Tuesday, June 21, 2005

Can't put it down

It's my first week of summer, first week of my leave, kind of, (leave doesn't technically start until September) and so I'm alternating between feeling totally decadent and wanting to do nothing that has anything to do with my project, and feeling like I've already blown it and how will I possibly accomplish anything over the next few months if I don't even have the discipline to start rereading what I've written and remember where I left off.

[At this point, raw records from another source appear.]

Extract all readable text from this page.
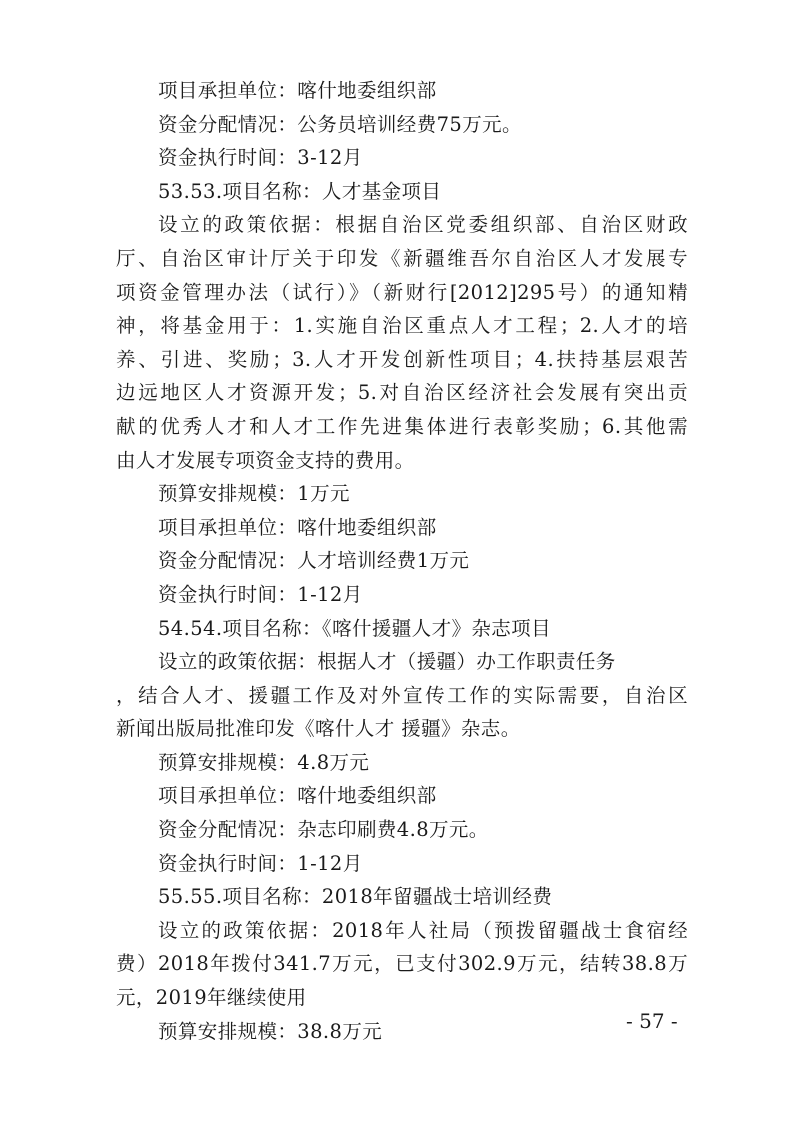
项目承担单位：喀什地委组织部
资金分配情况：公务员培训经费75万元。
资金执行时间：3-12月
53.53.项目名称：人才基金项目
设立的政策依据：根据自治区党委组织部、自治区财政
厅、自治区审计厅关于印发《新疆维吾尔自治区人才发展专
项资金管理办法（试行）》（新财行[2012]295号）的通知精
神，将基金用于：1.实施自治区重点人才工程；2.人才的培
养、引进、奖励；3.人才开发创新性项目；4.扶持基层艰苦
边远地区人才资源开发；5.对自治区经济社会发展有突出贡
献的优秀人才和人才工作先进集体进行表彰奖励；6.其他需
由人才发展专项资金支持的费用。
预算安排规模：1万元
项目承担单位：喀什地委组织部
资金分配情况：人才培训经费1万元
资金执行时间：1-12月
54.54.项目名称：《喀什援疆人才》杂志项目
设立的政策依据：根据人才（援疆）办工作职责任务
，结合人才、援疆工作及对外宣传工作的实际需要，自治区
新闻出版局批准印发《喀什人才 援疆》杂志。
预算安排规模：4.8万元
项目承担单位：喀什地委组织部
资金分配情况：杂志印刷费4.8万元。
资金执行时间：1-12月
55.55.项目名称：2018年留疆战士培训经费
设立的政策依据：2018年人社局（预拨留疆战士食宿经
费）2018年拨付341.7万元，已支付302.9万元，结转38.8万
元，2019年继续使用
预算安排规模：38.8万元	- 57 -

Happily, I got sucked into a book so compelling, so dark, so suspenseful (maybe even scary) that I don't have to vacillate anymore. The choice has been taken from me. All I can do is read this book. I'm sitting at work, where I stopped in to have a quick meeting with my chair and pick up my laptop, which I had to leave overnight last night for some software upgrades, and rather than leaving and running errands, or answering my e-mails, or even reading blogs for a few minutes, I'm back in the book. I would have made it out of here within a reasonable amount of time if restarting the computer hadn't taken so long that I had to pull the book out to occupy myself for a few minutes.

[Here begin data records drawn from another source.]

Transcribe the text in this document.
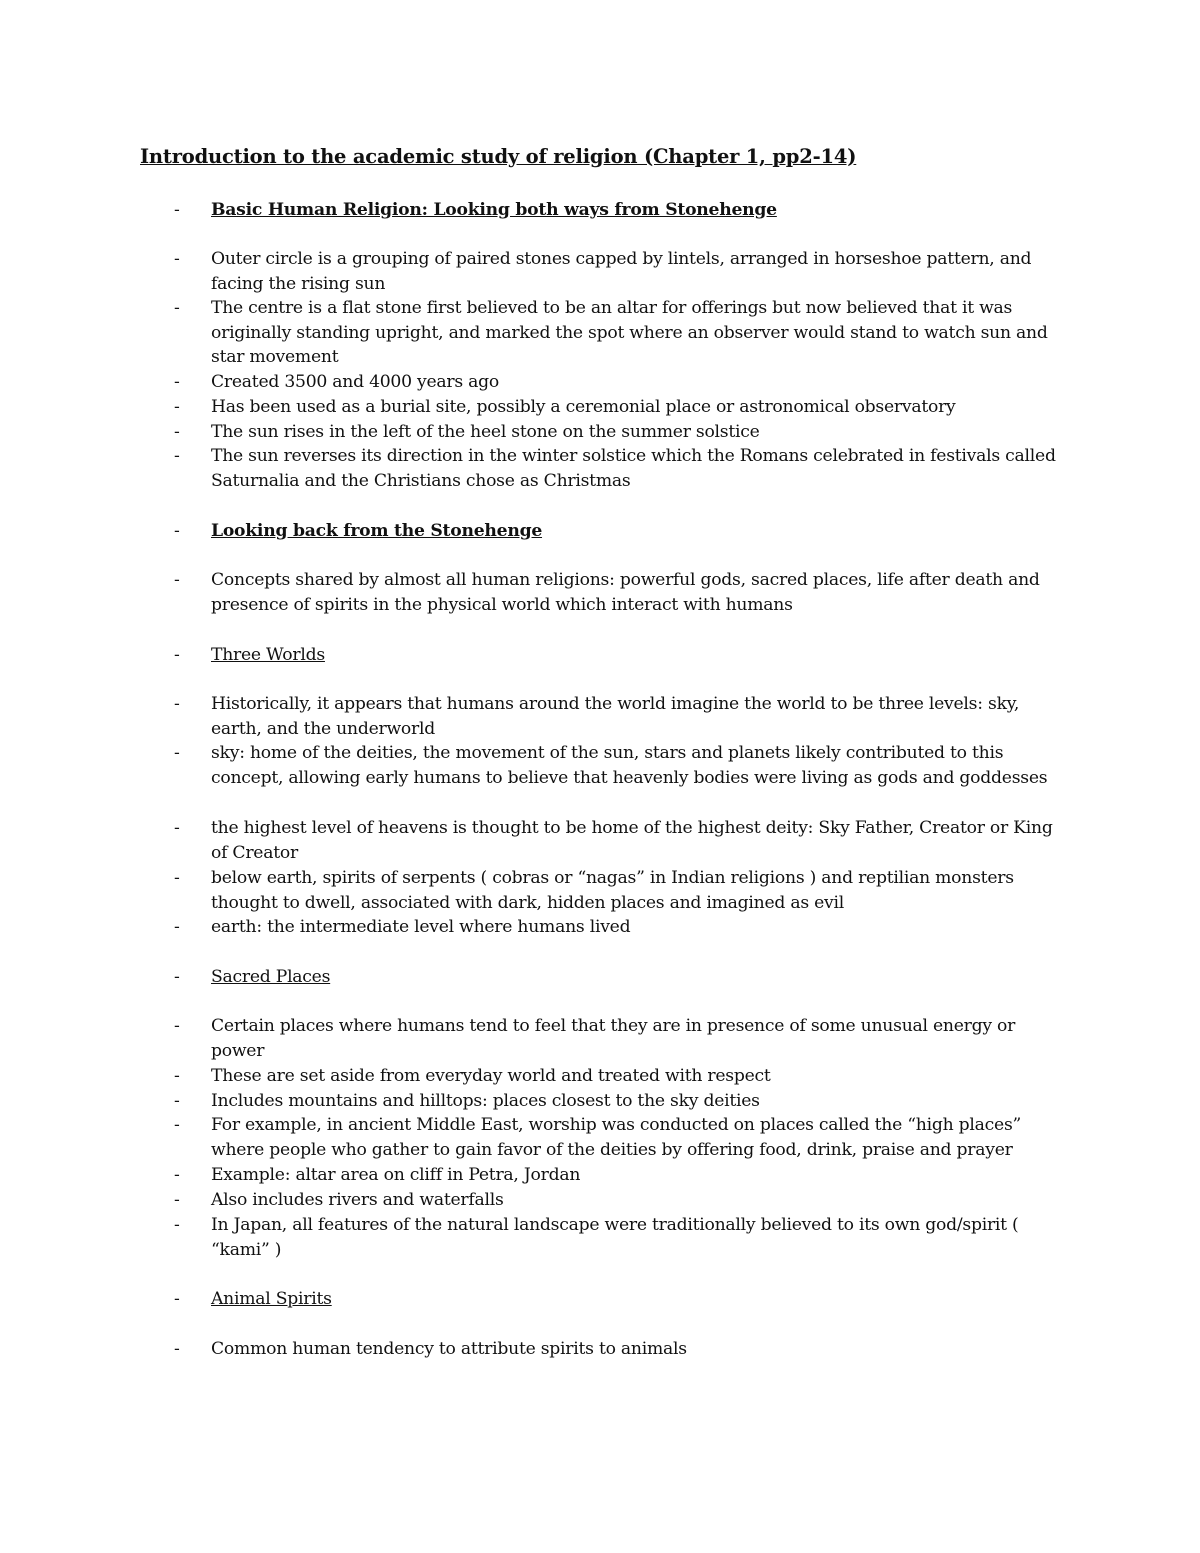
Introduction to the academic study of religion (Chapter 1, pp2-14)
-	Basic Human Religion: Looking both ways from Stonehenge
-	Outer circle is a grouping of paired stones capped by lintels, arranged in horseshoe pattern, and facing the rising sun
-	The centre is a flat stone first believed to be an altar for offerings but now believed that it was originally standing upright, and marked the spot where an observer would stand to watch sun and star movement
-	Created 3500 and 4000 years ago
-	Has been used as a burial site, possibly a ceremonial place or astronomical observatory
-	The sun rises in the left of the heel stone on the summer solstice
-	The sun reverses its direction in the winter solstice which the Romans celebrated in festivals called Saturnalia and the Christians chose as Christmas
-	Looking back from the Stonehenge
-	Concepts shared by almost all human religions: powerful gods, sacred places, life after death and presence of spirits in the physical world which interact with humans
-	Three Worlds
-	Historically, it appears that humans around the world imagine the world to be three levels: sky, earth, and the underworld
-	sky: home of the deities, the movement of the sun, stars and planets likely contributed to this concept, allowing early humans to believe that heavenly bodies were living as gods and goddesses
-	the highest level of heavens is thought to be home of the highest deity: Sky Father, Creator or King of Creator
-	below earth, spirits of serpents ( cobras or “nagas” in Indian religions ) and reptilian monsters thought to dwell, associated with dark, hidden places and imagined as evil
-	earth: the intermediate level where humans lived
-	Sacred Places
-	Certain places where humans tend to feel that they are in presence of some unusual energy or power
-	These are set aside from everyday world and treated with respect
-	Includes mountains and hilltops: places closest to the sky deities
-	For example, in ancient Middle East, worship was conducted on places called the “high places” where people who gather to gain favor of the deities by offering food, drink, praise and prayer
-	Example: altar area on cliff in Petra, Jordan
-	Also includes rivers and waterfalls
-	In Japan, all features of the natural landscape were traditionally believed to its own god/spirit ( “kami” )
-	Animal Spirits
-	Common human tendency to attribute spirits to animals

I'm reading Carol Goodman's The Lake of Dead Languages and it borders on derivative of The Secret History, but since it doesn't have any awful bully boys named Bunny in it, (in fact, it barely has any boys in it at all) I think it's much, much, much better. It's set in a private girls' high school in the Adirondacks, a feeder school for Vassar. Of course the tortured protagonist/corrupting influence is a Latin teacher (they always are), who was once a tortured Latin student at the same school. There's goddess worship, implications of lesbianism, suicides (or are they murders?), a haunted landscape dominated by a deep, quiet lake, school secrets and legends and ghosts, a big, dark, isolated mansion, and, of course, lots of classical references. Totally delicious. What is it about declensions that turns normal kids into killers?

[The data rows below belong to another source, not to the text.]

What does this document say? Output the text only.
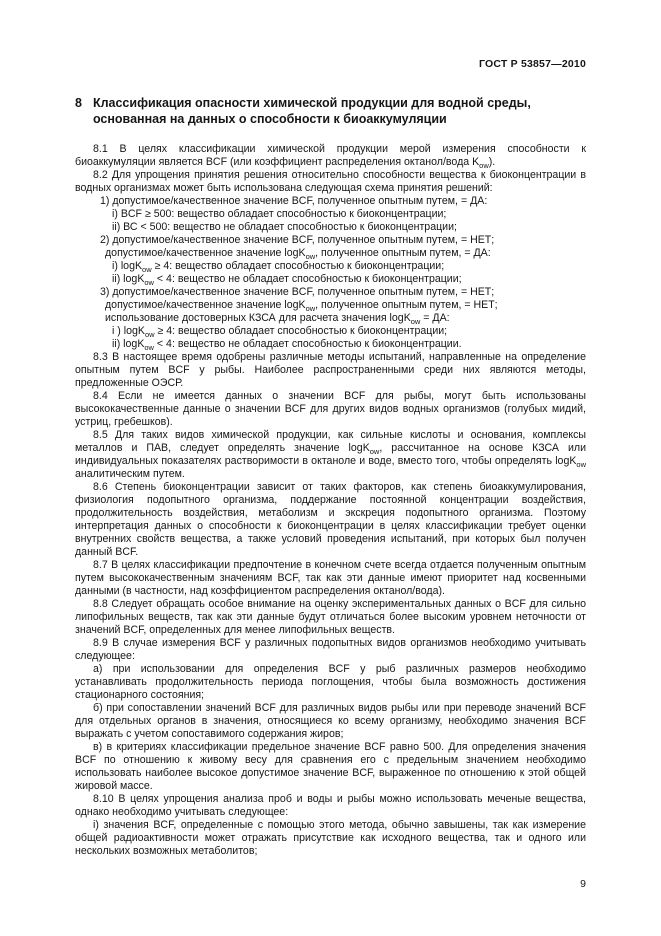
ГОСТ Р 53857—2010
8 Классификация опасности химической продукции для водной среды, основанная на данных о способности к биоаккумуляции

8.1 В целях классификации химической продукции мерой измерения способности к биоаккумуляции является BCF (или коэффициент распределения октанол/вода $K_{ow}$).

8.2 Для упрощения принятия решения относительно способности вещества к биоконцентрации в водных организмах может быть использована следующая схема принятия решений:

1) допустимое/качественное значение BCF, полученное опытным путем, = ДА:

i) BCF ≥ 500: вещество обладает способностью к биоконцентрации;

ii) ВС < 500: вещество не обладает способностью к биоконцентрации;

2) допустимое/качественное значение BCF, полученное опытным путем, = НЕТ;

допустимое/качественное значение logK$_{ow}$, полученное опытным путем, = ДА:

i) logK$_{ow}$ ≥ 4: вещество обладает способностью к биоконцентрации;

ii) logK$_{ow}$ < 4: вещество не обладает способностью к биоконцентрации;

3) допустимое/качественное значение BCF, полученное опытным путем, = НЕТ;

допустимое/качественное значение logK$_{ow}$, полученное опытным путем, = НЕТ;

использование достоверных КЗСА для расчета значения logK$_{ow}$ = ДА:

i ) logK$_{ow}$ ≥ 4: вещество обладает способностью к биоконцентрации;

ii) logK$_{ow}$ < 4: вещество не обладает способностью к биоконцентрации.

8.3 В настоящее время одобрены различные методы испытаний, направленные на определение опытным путем BCF у рыбы. Наиболее распространенными среди них являются методы, предложенные ОЭСР.

8.4 Если не имеется данных о значении BCF для рыбы, могут быть использованы высококачественные данные о значении BCF для других видов водных организмов (голубых мидий, устриц, гребешков).

8.5 Для таких видов химической продукции, как сильные кислоты и основания, комплексы металлов и ПАВ, следует определять значение logK$_{ow}$, рассчитанное на основе КЗСА или индивидуальных показателях растворимости в октаноле и воде, вместо того, чтобы определять logK$_{ow}$ аналитическим путем.

8.6 Степень биоконцентрации зависит от таких факторов, как степень биоаккумулирования, физиология подопытного организма, поддержание постоянной концентрации воздействия, продолжительность воздействия, метаболизм и экскреция подопытного организма. Поэтому интерпретация данных о способности к биоконцентрации в целях классификации требует оценки внутренних свойств вещества, а также условий проведения испытаний, при которых был получен данный BCF.

8.7 В целях классификации предпочтение в конечном счете всегда отдается полученным опытным путем высококачественным значениям BCF, так как эти данные имеют приоритет над косвенными данными (в частности, над коэффициентом распределения октанол/вода).

8.8 Следует обращать особое внимание на оценку экспериментальных данных о BCF для сильно липофильных веществ, так как эти данные будут отличаться более высоким уровнем неточности от значений BCF, определенных для менее липофильных веществ.

8.9 В случае измерения BCF у различных подопытных видов организмов необходимо учитывать следующее:

а) при использовании для определения BCF у рыб различных размеров необходимо устанавливать продолжительность периода поглощения, чтобы была возможность достижения стационарного состояния;

б) при сопоставлении значений BCF для различных видов рыбы или при переводе значений BCF для отдельных органов в значения, относящиеся ко всему организму, необходимо значения BCF выражать с учетом сопоставимого содержания жиров;

в) в критериях классификации предельное значение BCF равно 500. Для определения значения BCF по отношению к живому весу для сравнения его с предельным значением необходимо использовать наиболее высокое допустимое значение BCF, выраженное по отношению к этой общей жировой массе.

8.10 В целях упрощения анализа проб и воды и рыбы можно использовать меченые вещества, однако необходимо учитывать следующее:

i) значения BCF, определенные с помощью этого метода, обычно завышены, так как измерение общей радиоактивности может отражать присутствие как исходного вещества, так и одного или нескольких возможных метаболитов;

9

Speaking of lakes and mountains, GF and I are packing the cats in the car and heading off for two weeks in the lakes region of New Hampshire, where she is from. That means hiking, running in the woods, swimming, kayaking, playing tennis, reading, playing cards, etc., but no television, cell phone reception (except at the top of mountains), or internet access. Sounds good, right? So I won't be blogging on account of being a) blissed out and b) seriously disconnected.